Near-Memory Parallel Indexing and Coalescing: Enabling Highly Efficient Indirect Access for SpMV

Chi Zhang,Paul Scheffler,Thomas Benz,Matteo Perotti,Luca Benini
2023-11-17
Abstract:Sparse matrix vector multiplication (SpMV) is central to numerous data-intensive applications, but requires streaming indirect memory accesses that severely degrade both processing and memory throughput in state-of-the-art architectures. Near-memory hardware units, decoupling indirect streams from processing elements, partially alleviate the bottleneck, but rely on low DRAM access granularity, which is highly inefficient for modern DRAM standards like HBM and LPDDR. To fully address the end-to-end challenge, we propose a low-overhead data coalescer combined with a near-memory indirect streaming unit for AXI-Pack, an extension to the widespread AXI4 protocol packing narrow irregular stream elements onto wide memory buses. Our combined solution leverages the memory-level parallelism and coalescence of streaming indirect accesses in irregular applications like SpMV to maximize the performance and bandwidth efficiency attained on wide memory interfaces. Our solution delivers an average speedup of 8x in effective indirect access, often reaching the full memory bandwidth. As a result, we achieve an average end-to-end speedup on SpMV of 3x. Moreover, our approach demonstrates remarkable on-chip efficiency, requiring merely 27kB of on-chip storage and a very compact implementation area of 0.2-0.3mm^2 in a 12nm node.
Hardware Architecture
What problem does this paper attempt to address?

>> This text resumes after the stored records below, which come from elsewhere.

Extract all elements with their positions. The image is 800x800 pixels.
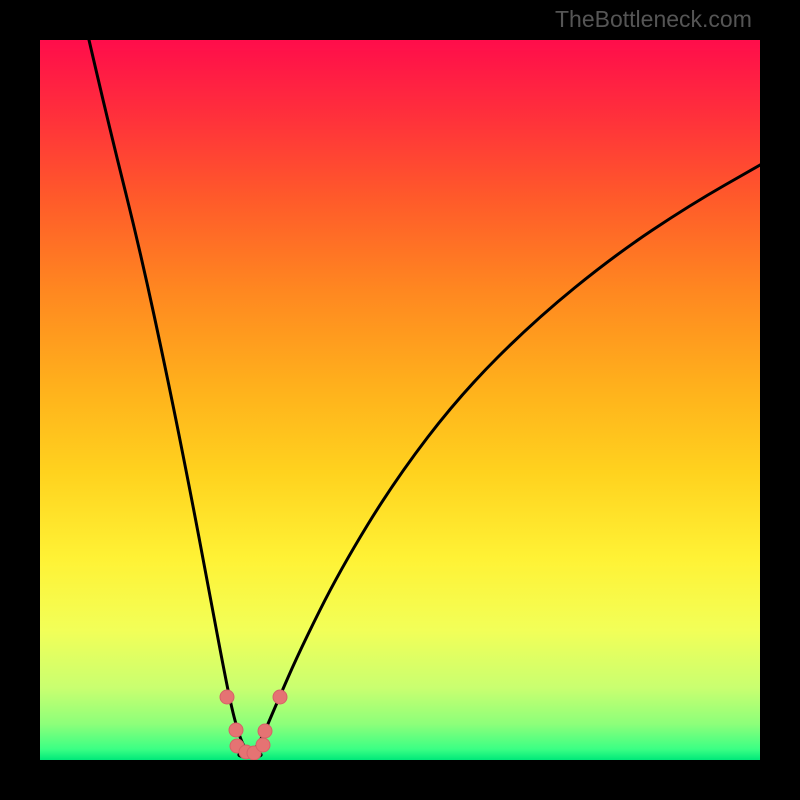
- stage: TheBottleneck.com: [0, 0, 800, 800]
- watermark-text: TheBottleneck.com: [555, 6, 752, 33]
- marker-dot: [258, 724, 272, 738]
- marker-dot: [220, 690, 234, 704]
- marker-dot: [229, 723, 243, 737]
- plot-area: [40, 40, 760, 760]
- chart-svg: [40, 40, 760, 760]
- marker-dot: [256, 738, 270, 752]
- marker-dot: [273, 690, 287, 704]
- gradient-background: [40, 40, 760, 760]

The problem that this paper attempts to solve is the performance bottleneck in Sparse Matrix - Vector Multiplication (SpMV) due to indirect memory access under modern high - bandwidth memory interfaces such as HBM and LPDDR. Specifically, the SpMV operation is very important in many data - intensive applications, but the existing general - purpose architectures are inefficient in handling this operation, mainly because indirect address access and irregular, non - continuous vector element access patterns lead to low memory bandwidth utilization, cache pollution and increased access latency. The paper proposes a low - overhead data coalescer, combined with a near - memory indirect flow unit, for the AXI - Pack protocol extension, aiming to maximize performance and bandwidth efficiency by efficiently coalescing streaming indirect access, especially on wide memory interfaces. This method not only improves the effective bandwidth of indirect access, but also reduces the demand for on - chip resources, thereby significantly improving the overall performance of SpMV without a large increase in hardware overhead.